We probably don't want to go down the rabbit hole of aliasing analysis and I don't see dead-store elimination as high-value, but we could certainly optimize loads somewhat. Specifically, if we have multiple identical loads without stores between them, then in a single-threaded model these would always be safe for CSE and in a multi-threaded model they would be safe for CSE outside of loops.

If we choose single-threaded model, then in order to still allow looping on a memory variable, we would either need "volatile" versions of loads or a compiler fence instruction to act essentially as a "fake store" to intentionally break CSE/hosting.

If we choose multi-threaded model (ie. keep treating loads as having side-effects), then we could add "restricted load" variants that obey the rule that the compiler is allowed to treat the memory as constant for the duration of the function (ie. basically equivalent to a "const restrict" pointer in C). One advantage of this approach would be that it would make it trivial to allow such memory to always be rematerialized directly (where as in the single-threaded model we'd have to push the information about stores down to the register allocator) and it would also be easier to implement (no need to analyse stores) and would give control (but also push responsibility) to the front-end writer.

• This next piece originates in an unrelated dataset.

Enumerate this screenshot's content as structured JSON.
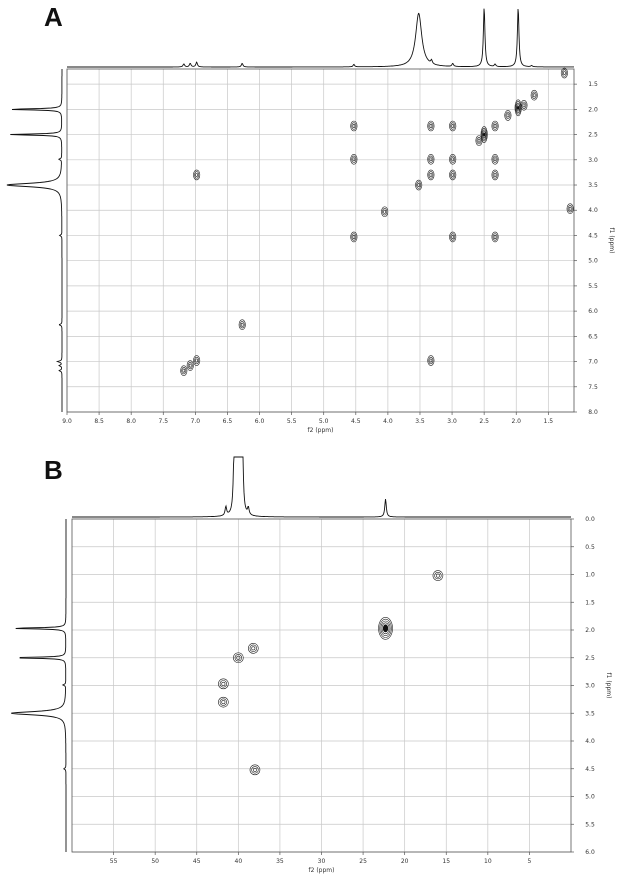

I feel like the multi-threaded "explicitly mark stuff as const-restrict" model would probably fit Bunny-JIT's goal of simplicity better, but if someone reads this before I make up my mind, let me know what you think.

extend to full PRE?

It would be relatively easy to extend CSE to do proper PRE by matching ops with phi inputs against all the alternatives and if any one path matches, pushing new ops to all the other paths with a new phi to collect the results.

The complication here is that we only store first candidate in cseTable as we encounter them, so we'd probably want to match against partial redundancies after the regular CSE pass (we could this by iterating cseTable directly). However, in some cases the possible partial redundancy might not be the one stored in cseTable, so we'd also have to check the list of candidate pairs for other alternatives.

The question then is how to best combine this into the CSE pass? Do we perform regular CSE first (with or without cleaning up the list of candidates?) or do we try to match PRE first and then check for CSE afterwards?